With access to land and power at these locations, Armada and Nscale intend to deliver modular data centre infrastructure, GPU compute capacity, application software and customer support to end customers across private and public sectors.
For the data centre industry, the emphasis sits on speed of deployment and flexibility. Modular infrastructure allows compute capacity to be established far faster than traditional builds while still aligning with security and compliance requirements.
This approach supports organisations operating in locations where data centre infrastructure does not exist or cannot be delivered quickly through conventional construction.
By combining rapidly-deployable infrastructure with large scale sovereign cloud deployments, the companies aim to empower customers to maintain sovereign compute environments anywhere in the world. Enterprises and governments can establish AI infrastructure in regions that require strict control over data residency without compromising operational needs.
Hub and spoke data centre model
The proposed solution enables a hub and spoke architecture that links large data centres with edge deployments.
Large-scale facilities from Nscale provide foundational capacity and unit economics associated with hyperscale environments. These hubs act as the core of sovereign cloud infrastructure.
Armada extends these capabilities to new geographies at the edge through turnkey deployments such as Leviathan, its megawatt Galleon. These modular data centres function as spokes, allowing compute resources to operate closer to data sources and users.
For data centre planners, the model supports latency sensitive AI workloads while maintaining consistency across central and distributed sites.
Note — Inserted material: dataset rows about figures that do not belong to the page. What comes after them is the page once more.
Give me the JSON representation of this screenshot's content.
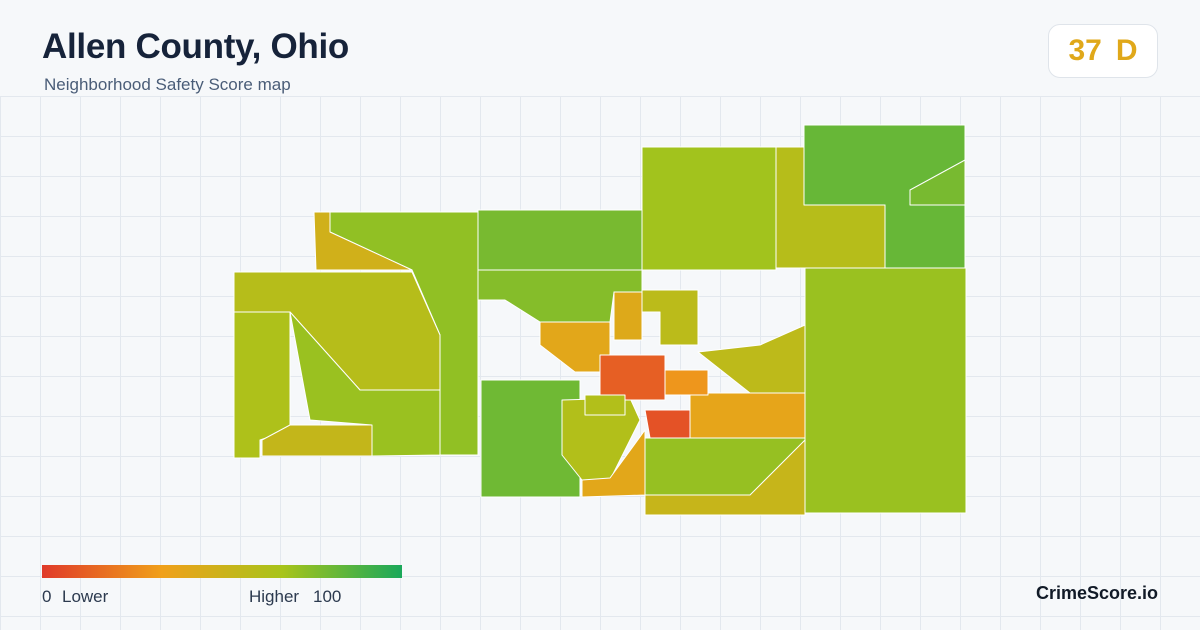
{
  "header": {
    "title": "Allen County, Ohio",
    "subtitle": "Neighborhood Safety Score map"
  },
  "score": {
    "value": "37",
    "grade": "D",
    "color": "#e0a81a"
  },
  "legend": {
    "min_value": "0",
    "min_label": "Lower",
    "max_label": "Higher",
    "max_value": "100",
    "gradient_colors": [
      "#e03a2a",
      "#f0a01a",
      "#a8c41a",
      "#1aa85a"
    ]
  },
  "brand": "CrimeScore.io",
  "map_regions": [
    {
      "id": "northwest-tract",
      "score": 72
    },
    {
      "id": "northwest-corner-tract",
      "score": 48
    },
    {
      "id": "north-central-tract",
      "score": 78
    },
    {
      "id": "north-tract",
      "score": 68
    },
    {
      "id": "northeast-corner-tract",
      "score": 82
    },
    {
      "id": "northeast-upper-tract",
      "score": 60
    },
    {
      "id": "northeast-east-tract",
      "score": 78
    },
    {
      "id": "west-tract",
      "score": 60
    },
    {
      "id": "west-lower-tract",
      "score": 64
    },
    {
      "id": "southwest-tract",
      "score": 54
    },
    {
      "id": "central-west-tract",
      "score": 70
    },
    {
      "id": "central-northwest-tract",
      "score": 75
    },
    {
      "id": "south-west-tract",
      "score": 80
    },
    {
      "id": "south-central-tract",
      "score": 62
    },
    {
      "id": "south-tract",
      "score": 40
    },
    {
      "id": "south-lower-tract",
      "score": 53
    },
    {
      "id": "east-tract",
      "score": 70
    },
    {
      "id": "east-central-tract",
      "score": 57
    },
    {
      "id": "east-orange-tract",
      "score": 38
    },
    {
      "id": "southeast-tract",
      "score": 71
    },
    {
      "id": "city-north-tract",
      "score": 42
    },
    {
      "id": "city-northeast-tract",
      "score": 58
    },
    {
      "id": "city-west-tract",
      "score": 40
    },
    {
      "id": "city-center-tract",
      "score": 12
    },
    {
      "id": "city-east-tract",
      "score": 30
    },
    {
      "id": "city-south-tract",
      "score": 8
    },
    {
      "id": "city-southwest-tract",
      "score": 62
    }
  ]
}
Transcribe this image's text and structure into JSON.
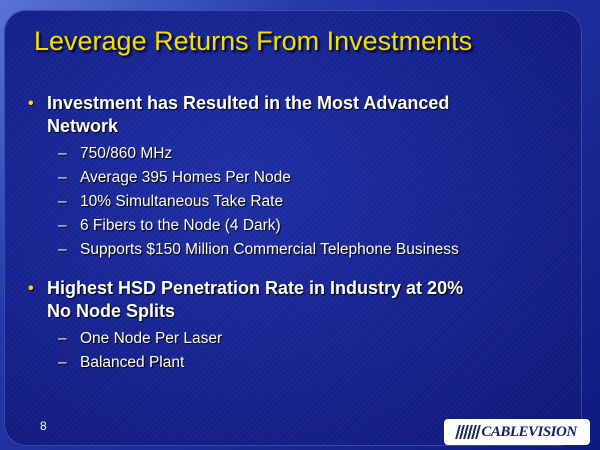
{
  "title": "Leverage Returns From Investments",
  "bullets": [
    {
      "lines": [
        "Investment has Resulted in the Most Advanced",
        "Network"
      ],
      "items": [
        "750/860 MHz",
        "Average 395 Homes Per Node",
        "10% Simultaneous Take Rate",
        "6 Fibers to the Node (4 Dark)",
        "Supports $150 Million Commercial Telephone Business"
      ]
    },
    {
      "lines": [
        "Highest HSD Penetration Rate in Industry at 20%",
        "No Node Splits"
      ],
      "items": [
        "One Node Per Laser",
        "Balanced Plant"
      ]
    }
  ],
  "page_number": "8",
  "logo": "CABLEVISION"
}
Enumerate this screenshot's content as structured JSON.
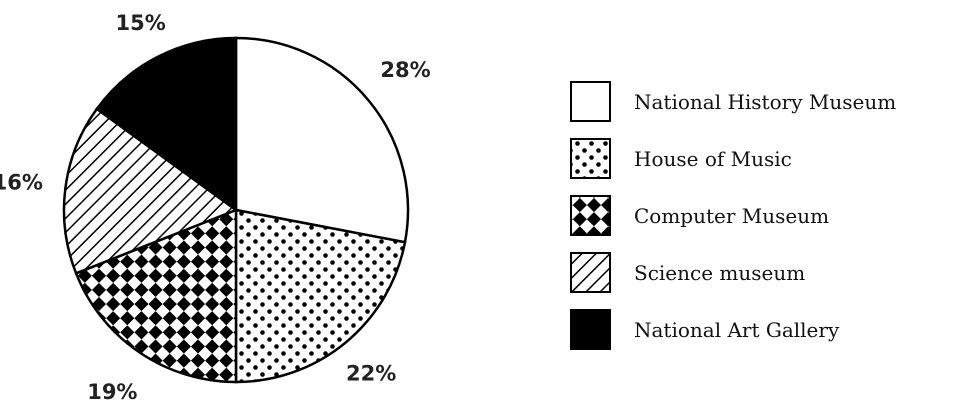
{
  "chart_data": {
    "type": "pie",
    "title": "",
    "slices": [
      {
        "label": "National History Museum",
        "value": 28,
        "value_label": "28%",
        "pattern": "blank"
      },
      {
        "label": "House of Music",
        "value": 22,
        "value_label": "22%",
        "pattern": "dots"
      },
      {
        "label": "Computer Museum",
        "value": 19,
        "value_label": "19%",
        "pattern": "checker-diamond"
      },
      {
        "label": "Science museum",
        "value": 16,
        "value_label": "16%",
        "pattern": "diagonal-hatch"
      },
      {
        "label": "National Art Gallery",
        "value": 15,
        "value_label": "15%",
        "pattern": "solid-black"
      }
    ],
    "start_angle": "12 o'clock",
    "direction": "clockwise",
    "legend_position": "right"
  },
  "colors": {
    "outline": "#000000",
    "fill": "#ffffff",
    "solid": "#000000"
  }
}
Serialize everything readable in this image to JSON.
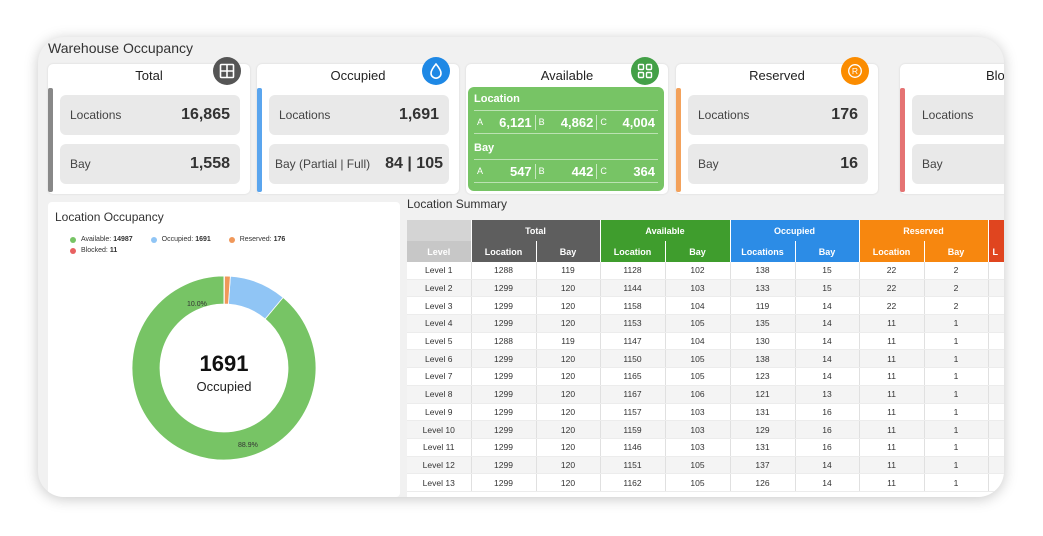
{
  "page_title": "Warehouse Occupancy",
  "cards": {
    "total": {
      "title": "Total",
      "icon": "grid-icon",
      "color": "#555555",
      "locations_label": "Locations",
      "locations_value": "16,865",
      "bay_label": "Bay",
      "bay_value": "1,558"
    },
    "occupied": {
      "title": "Occupied",
      "icon": "water-drop-icon",
      "color": "#1e88e5",
      "locations_label": "Locations",
      "locations_value": "1,691",
      "bay_label": "Bay (Partial | Full)",
      "bay_value": "84 | 105"
    },
    "available": {
      "title": "Available",
      "icon": "apps-icon",
      "color": "#43a047",
      "location_label": "Location",
      "location_values": [
        {
          "k": "A",
          "v": "6,121"
        },
        {
          "k": "B",
          "v": "4,862"
        },
        {
          "k": "C",
          "v": "4,004"
        }
      ],
      "bay_label": "Bay",
      "bay_values": [
        {
          "k": "A",
          "v": "547"
        },
        {
          "k": "B",
          "v": "442"
        },
        {
          "k": "C",
          "v": "364"
        }
      ]
    },
    "reserved": {
      "title": "Reserved",
      "icon": "reserved-r-icon",
      "color": "#fb8c00",
      "locations_label": "Locations",
      "locations_value": "176",
      "bay_label": "Bay",
      "bay_value": "16"
    },
    "blocked": {
      "title": "Blo",
      "color": "#e53935",
      "locations_label": "Locations",
      "bay_label": "Bay"
    }
  },
  "occupancy_panel": {
    "title": "Location Occupancy",
    "legend": [
      {
        "label": "Available:",
        "value": "14987",
        "color": "#77c465"
      },
      {
        "label": "Occupied:",
        "value": "1691",
        "color": "#90c5f5"
      },
      {
        "label": "Reserved:",
        "value": "176",
        "color": "#f0985a"
      },
      {
        "label": "Blocked:",
        "value": "11",
        "color": "#e86161"
      }
    ],
    "center_value": "1691",
    "center_label": "Occupied",
    "pct_available": "88.9%",
    "pct_occupied": "10.0%",
    "shares": [
      0.889,
      0.1,
      0.0104,
      0.0006
    ]
  },
  "summary": {
    "title": "Location Summary",
    "groups": [
      {
        "label": "Total",
        "color": "#5e5e5e"
      },
      {
        "label": "Available",
        "color": "#3f9d2d"
      },
      {
        "label": "Occupied",
        "color": "#2c8ce6"
      },
      {
        "label": "Reserved",
        "color": "#f7870f"
      },
      {
        "label": "",
        "color": "#e0451f"
      }
    ],
    "subheaders": [
      "Level",
      "Location",
      "Bay",
      "Location",
      "Bay",
      "Locations",
      "Bay",
      "Location",
      "Bay",
      "L"
    ],
    "rows": [
      [
        "Level 1",
        "1288",
        "119",
        "1128",
        "102",
        "138",
        "15",
        "22",
        "2"
      ],
      [
        "Level 2",
        "1299",
        "120",
        "1144",
        "103",
        "133",
        "15",
        "22",
        "2"
      ],
      [
        "Level 3",
        "1299",
        "120",
        "1158",
        "104",
        "119",
        "14",
        "22",
        "2"
      ],
      [
        "Level 4",
        "1299",
        "120",
        "1153",
        "105",
        "135",
        "14",
        "11",
        "1"
      ],
      [
        "Level 5",
        "1288",
        "119",
        "1147",
        "104",
        "130",
        "14",
        "11",
        "1"
      ],
      [
        "Level 6",
        "1299",
        "120",
        "1150",
        "105",
        "138",
        "14",
        "11",
        "1"
      ],
      [
        "Level 7",
        "1299",
        "120",
        "1165",
        "105",
        "123",
        "14",
        "11",
        "1"
      ],
      [
        "Level 8",
        "1299",
        "120",
        "1167",
        "106",
        "121",
        "13",
        "11",
        "1"
      ],
      [
        "Level 9",
        "1299",
        "120",
        "1157",
        "103",
        "131",
        "16",
        "11",
        "1"
      ],
      [
        "Level 10",
        "1299",
        "120",
        "1159",
        "103",
        "129",
        "16",
        "11",
        "1"
      ],
      [
        "Level 11",
        "1299",
        "120",
        "1146",
        "103",
        "131",
        "16",
        "11",
        "1"
      ],
      [
        "Level 12",
        "1299",
        "120",
        "1151",
        "105",
        "137",
        "14",
        "11",
        "1"
      ],
      [
        "Level 13",
        "1299",
        "120",
        "1162",
        "105",
        "126",
        "14",
        "11",
        "1"
      ]
    ]
  }
}
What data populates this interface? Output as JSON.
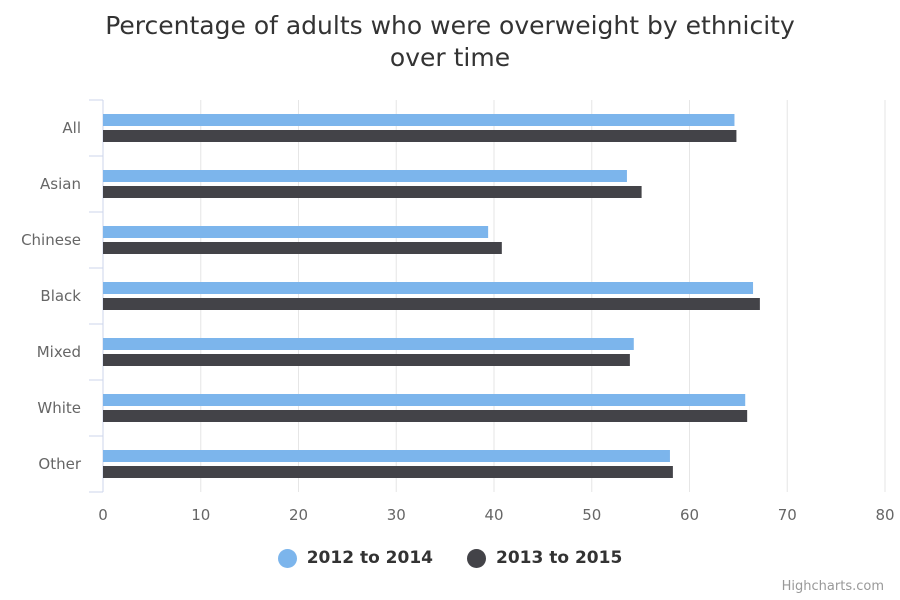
{
  "chart_data": {
    "type": "bar",
    "orientation": "horizontal",
    "title": [
      "Percentage of adults who were overweight by ethnicity",
      "over time"
    ],
    "categories": [
      "All",
      "Asian",
      "Chinese",
      "Black",
      "Mixed",
      "White",
      "Other"
    ],
    "series": [
      {
        "name": "2012 to 2014",
        "color": "#7cb5ec",
        "values": [
          64.6,
          53.6,
          39.4,
          66.5,
          54.3,
          65.7,
          58.0
        ]
      },
      {
        "name": "2013 to 2015",
        "color": "#434348",
        "values": [
          64.8,
          55.1,
          40.8,
          67.2,
          53.9,
          65.9,
          58.3
        ]
      }
    ],
    "xlim": [
      0,
      80
    ],
    "xticks": [
      "0",
      "10",
      "20",
      "30",
      "40",
      "50",
      "60",
      "70",
      "80"
    ],
    "grid": true,
    "legend_position": "bottom-center"
  },
  "credits": "Highcharts.com"
}
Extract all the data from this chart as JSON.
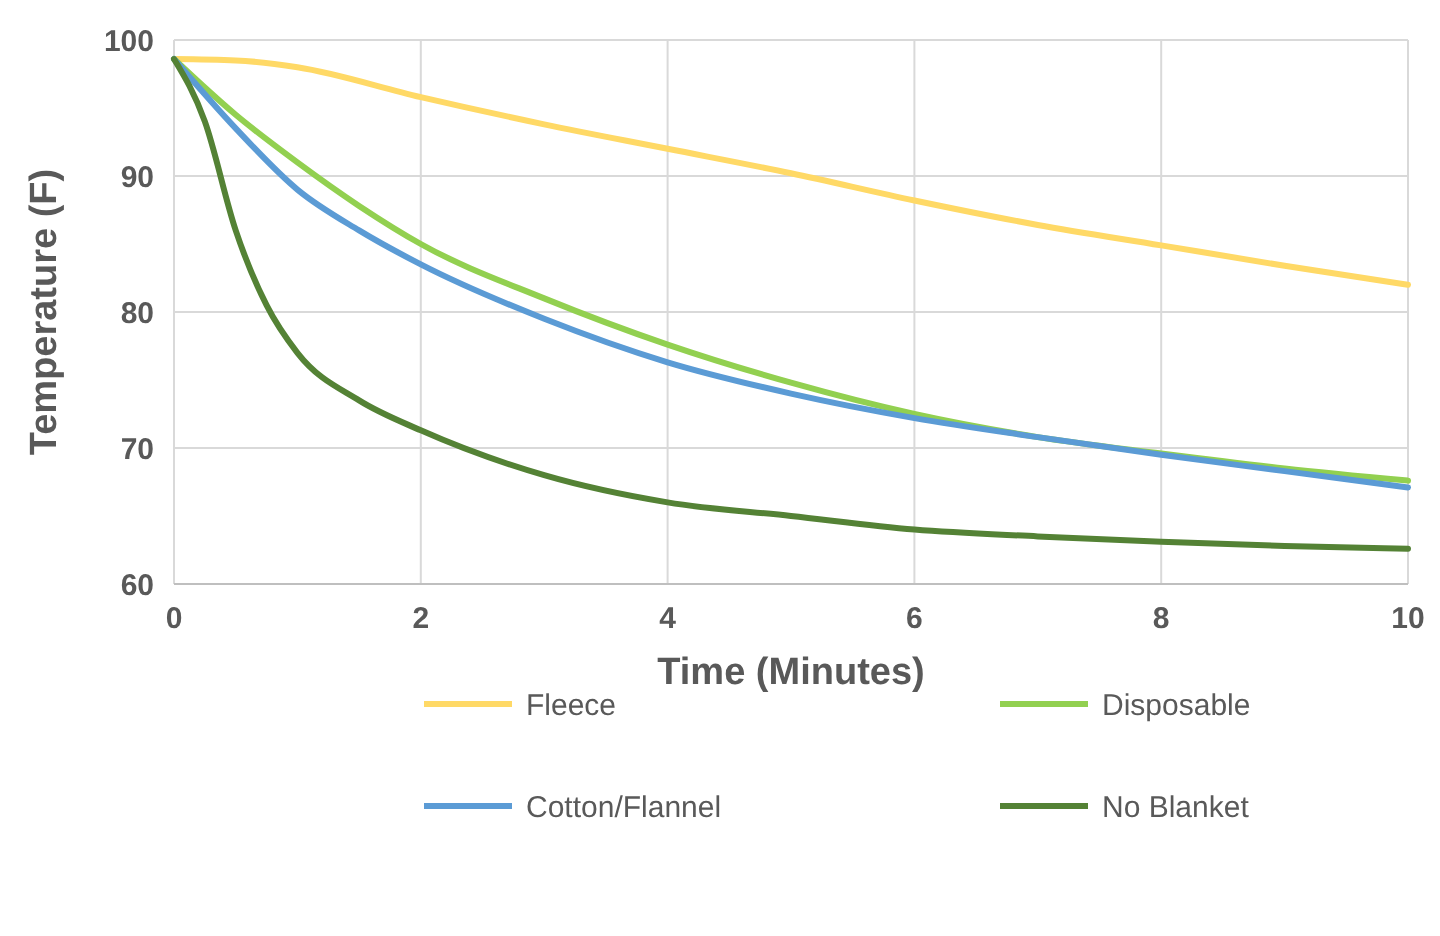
{
  "chart_data": {
    "type": "line",
    "xlabel": "Time (Minutes)",
    "ylabel": "Temperature (F)",
    "xlim": [
      0,
      10
    ],
    "xticks": [
      0,
      2,
      4,
      6,
      8,
      10
    ],
    "ylim": [
      60,
      100
    ],
    "yticks": [
      60,
      70,
      80,
      90,
      100
    ],
    "grid": true,
    "legend": "bottom",
    "line_style": "solid",
    "marker": "none",
    "series": [
      {
        "name": "Fleece",
        "color": "#ffd966",
        "x": [
          0,
          0.5,
          1,
          2,
          3,
          4,
          5,
          6,
          7,
          8,
          9,
          10
        ],
        "values": [
          98.6,
          98.5,
          98,
          95.8,
          93.8,
          92,
          90.2,
          88.2,
          86.4,
          84.9,
          83.4,
          82
        ]
      },
      {
        "name": "Disposable",
        "color": "#92d050",
        "x": [
          0,
          0.5,
          1,
          1.5,
          2,
          3,
          4,
          5,
          6,
          7,
          8,
          9,
          10
        ],
        "values": [
          98.6,
          94.5,
          91,
          87.8,
          85,
          81,
          77.6,
          74.8,
          72.5,
          70.8,
          69.6,
          68.5,
          67.6
        ]
      },
      {
        "name": "Cotton/Flannel",
        "color": "#5b9bd5",
        "x": [
          0,
          0.5,
          1,
          1.5,
          2,
          3,
          4,
          5,
          6,
          7,
          8,
          9,
          10
        ],
        "values": [
          98.6,
          93.5,
          89,
          86,
          83.5,
          79.5,
          76.3,
          74,
          72.2,
          70.8,
          69.5,
          68.3,
          67.1
        ]
      },
      {
        "name": "No Blanket",
        "color": "#548235",
        "x": [
          0,
          0.25,
          0.5,
          0.75,
          1,
          1.5,
          2,
          3,
          4,
          5,
          6,
          7,
          8,
          9,
          10
        ],
        "values": [
          98.6,
          94,
          86,
          80.5,
          77,
          73.5,
          71.3,
          68,
          66,
          65,
          64,
          63.5,
          63.1,
          62.8,
          62.6
        ]
      }
    ]
  }
}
Josh Payne, Founder and CEO of Nscale, says: “There is increasing demand from enterprises and governments for operational AI and meeting that need requires infrastructure that is scalable, distributed and ultimately sovereign.
“By working with Armada, we will be able to offer customers a flexible foundation for deploying advanced AI workloads wherever they need to operate, without compromising performance, security, or control.”
Extending sovereign AI to the edge
Armada positions its modular data centres as a way to extend sovereign AI beyond centralised clusters.
Dan Wright, Co Founder and CEO of Armada, adds: “As AI adoption accelerates, organisations need infrastructure that can reach beyond centralised clusters, on Earth and even beyond.
“One of Armada’s key differentiators is that we enable sovereign AI, with speed and scale. Partnering with Nscale allows us to extend our modular AI infrastructure into new global markets, supporting customers who require sovereign, high performance compute.”
Together, Armada and Nscale state they intend to establish a repeatable model for deploying AI infrastructure globally.
By uniting large scale sovereign cloud services, modular data centres and distributed operations, the collaboration focuses on enabling organisations to adopt AI while maintaining security, compliance and performance at scale.
For the data centre sector, the agreement reflects sustained focus on architectures that combine hyperscale efficiency with edge proximity.
Sovereign AI requirements continue to influence how and where data centres operate, placing modular and distributed facilities at the centre of future AI deployment strategies.